Survival rates for those with later-stage cancer are progressively increasing with better treatment and earlier diagnosis; however, one of the first questions often still asked by the patient is “how long have I got?” It is therefore important that not only is this answer clearly and compassionately delivered to the patient, but also that it is accurate.
Research from Dr Belinda Kiely, a cancer specialist at the University of Sydney, Sydney, Australia, suggests that only 20–30% of the survival rate estimates are correct. This troubling figure does not only show that patients are given false positivity/negativity around their diagnosis, but that a majority of patients are not provided with a useful timeline of their remaining life.
To determine the best approach in advising patients on their estimated survival, Dr Kiely worked with 33 cancer specialists who advised 146 breast cancer patients about their estimated survival time. Normally, a single number estimate is given to the patient, and is rarely accurate and gives no indication of a longer possible survival time. Dr Kiely believes it to be beneficial to provide three different, case-specific estimates. This method helps calculate the patient’s individual best, worst, and typical survival time. The estimated survival time is divided by four to determine the worst-case scenario and multiply it by three for the best case.

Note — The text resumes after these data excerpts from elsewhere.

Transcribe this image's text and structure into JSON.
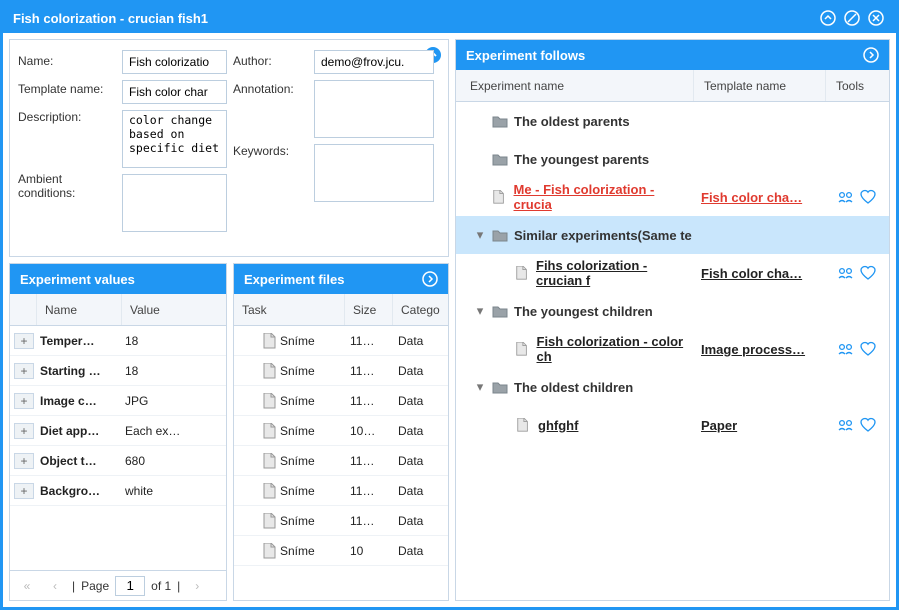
{
  "window": {
    "title": "Fish colorization - crucian fish1"
  },
  "form": {
    "name_label": "Name:",
    "name_value": "Fish colorizatio",
    "template_label": "Template name:",
    "template_value": "Fish color char",
    "description_label": "Description:",
    "description_value": "color change based on specific diet",
    "ambient_label": "Ambient conditions:",
    "ambient_value": "",
    "author_label": "Author:",
    "author_value": "demo@frov.jcu.",
    "annotation_label": "Annotation:",
    "annotation_value": "",
    "keywords_label": "Keywords:",
    "keywords_value": ""
  },
  "values": {
    "title": "Experiment values",
    "col_name": "Name",
    "col_value": "Value",
    "rows": [
      {
        "name": "Temper…",
        "value": "18"
      },
      {
        "name": "Starting …",
        "value": "18"
      },
      {
        "name": "Image c…",
        "value": "JPG"
      },
      {
        "name": "Diet app…",
        "value": "Each ex…"
      },
      {
        "name": "Object t…",
        "value": "680"
      },
      {
        "name": "Backgro…",
        "value": "white"
      }
    ],
    "pager": {
      "page_label": "Page",
      "page_value": "1",
      "of_label": "of 1"
    }
  },
  "files": {
    "title": "Experiment files",
    "col_task": "Task",
    "col_size": "Size",
    "col_category": "Catego",
    "rows": [
      {
        "task": "Sníme",
        "size": "11…",
        "category": "Data"
      },
      {
        "task": "Sníme",
        "size": "11…",
        "category": "Data"
      },
      {
        "task": "Sníme",
        "size": "11…",
        "category": "Data"
      },
      {
        "task": "Sníme",
        "size": "10…",
        "category": "Data"
      },
      {
        "task": "Sníme",
        "size": "11…",
        "category": "Data"
      },
      {
        "task": "Sníme",
        "size": "11…",
        "category": "Data"
      },
      {
        "task": "Sníme",
        "size": "11…",
        "category": "Data"
      },
      {
        "task": "Sníme",
        "size": "10",
        "category": "Data"
      }
    ]
  },
  "follows": {
    "title": "Experiment follows",
    "col_name": "Experiment name",
    "col_template": "Template name",
    "col_tools": "Tools",
    "nodes": [
      {
        "kind": "folder",
        "level": 1,
        "label": "The oldest parents",
        "twisty": "blank"
      },
      {
        "kind": "folder",
        "level": 1,
        "label": "The youngest parents",
        "twisty": "blank"
      },
      {
        "kind": "doc",
        "level": 1,
        "label": "Me - Fish colorization - crucia",
        "template": "Fish color cha…",
        "tools": true,
        "red": true
      },
      {
        "kind": "folder",
        "level": 1,
        "label": "Similar experiments(Same te",
        "twisty": "down",
        "selected": true
      },
      {
        "kind": "doc",
        "level": 2,
        "label": "Fihs colorization - crucian f",
        "template": "Fish color cha…",
        "tools": true
      },
      {
        "kind": "folder",
        "level": 1,
        "label": "The youngest children",
        "twisty": "down"
      },
      {
        "kind": "doc",
        "level": 2,
        "label": "Fish colorization - color ch",
        "template": "Image process…",
        "tools": true
      },
      {
        "kind": "folder",
        "level": 1,
        "label": "The oldest children",
        "twisty": "down"
      },
      {
        "kind": "doc",
        "level": 2,
        "label": "ghfghf",
        "template": "Paper",
        "tools": true
      }
    ]
  }
}
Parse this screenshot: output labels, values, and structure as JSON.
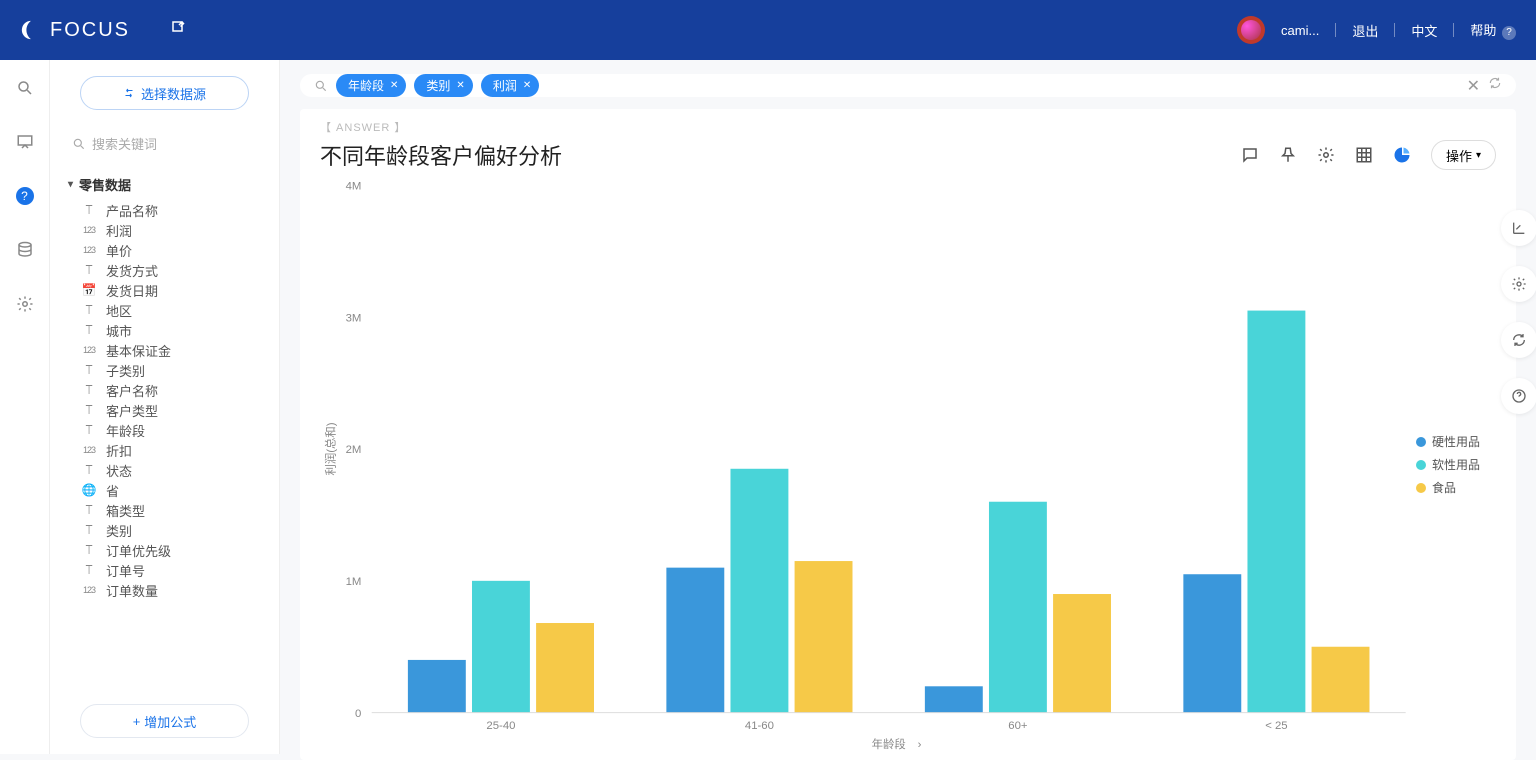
{
  "header": {
    "brand": "FOCUS",
    "user": "cami...",
    "logout": "退出",
    "lang": "中文",
    "help": "帮助"
  },
  "sidebar": {
    "select_datasource": "选择数据源",
    "search_placeholder": "搜索关键词",
    "group_name": "零售数据",
    "fields": [
      {
        "icon": "T",
        "label": "产品名称"
      },
      {
        "icon": "123",
        "label": "利润"
      },
      {
        "icon": "123",
        "label": "单价"
      },
      {
        "icon": "T",
        "label": "发货方式"
      },
      {
        "icon": "cal",
        "label": "发货日期"
      },
      {
        "icon": "T",
        "label": "地区"
      },
      {
        "icon": "T",
        "label": "城市"
      },
      {
        "icon": "123",
        "label": "基本保证金"
      },
      {
        "icon": "T",
        "label": "子类别"
      },
      {
        "icon": "T",
        "label": "客户名称"
      },
      {
        "icon": "T",
        "label": "客户类型"
      },
      {
        "icon": "T",
        "label": "年龄段"
      },
      {
        "icon": "123",
        "label": "折扣"
      },
      {
        "icon": "T",
        "label": "状态"
      },
      {
        "icon": "globe",
        "label": "省"
      },
      {
        "icon": "T",
        "label": "箱类型"
      },
      {
        "icon": "T",
        "label": "类别"
      },
      {
        "icon": "T",
        "label": "订单优先级"
      },
      {
        "icon": "T",
        "label": "订单号"
      },
      {
        "icon": "123",
        "label": "订单数量"
      }
    ],
    "add_formula": "增加公式"
  },
  "search": {
    "pills": [
      "年龄段",
      "类别",
      "利润"
    ]
  },
  "card": {
    "answer_label": "【 ANSWER 】",
    "title": "不同年龄段客户偏好分析",
    "operation": "操作"
  },
  "legend": {
    "series": [
      {
        "label": "硬性用品",
        "color": "#3a97db"
      },
      {
        "label": "软性用品",
        "color": "#49d4d8"
      },
      {
        "label": "食品",
        "color": "#f6c948"
      }
    ]
  },
  "chart_data": {
    "type": "bar",
    "title": "不同年龄段客户偏好分析",
    "xlabel": "年龄段",
    "ylabel": "利润(总和)",
    "ylim": [
      0,
      4000000
    ],
    "yticks": [
      0,
      1000000,
      2000000,
      3000000,
      4000000
    ],
    "ytick_labels": [
      "0",
      "1M",
      "2M",
      "3M",
      "4M"
    ],
    "categories": [
      "25-40",
      "41-60",
      "60+",
      "< 25"
    ],
    "series": [
      {
        "name": "硬性用品",
        "color": "#3a97db",
        "values": [
          400000,
          1100000,
          200000,
          1050000
        ]
      },
      {
        "name": "软性用品",
        "color": "#49d4d8",
        "values": [
          1000000,
          1850000,
          1600000,
          3050000
        ]
      },
      {
        "name": "食品",
        "color": "#f6c948",
        "values": [
          680000,
          1150000,
          900000,
          500000
        ]
      }
    ]
  }
}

This approach should fulfil the patient’s wishes to receive an estimation that is realistic to allow appropriate planning of healthcare and their remaining life. Of the 146 patients who took part, 91% found the three-scenario method useful. Furthermore, 88% commented that they were informed enough to plan for the future because of a better understanding of their possible outcomes, and 77% reported that this approach was equal to or more optimistic and reassuring than they had expected.
“Providing patients with a single number estimate of the average survival time is rarely accurate and conveys no hope of a possible longer survival time. Instead, we have devised a method that helps doctors calculate the best case, worst case, and typical survival times for individual patients,” commented Dr Kiely.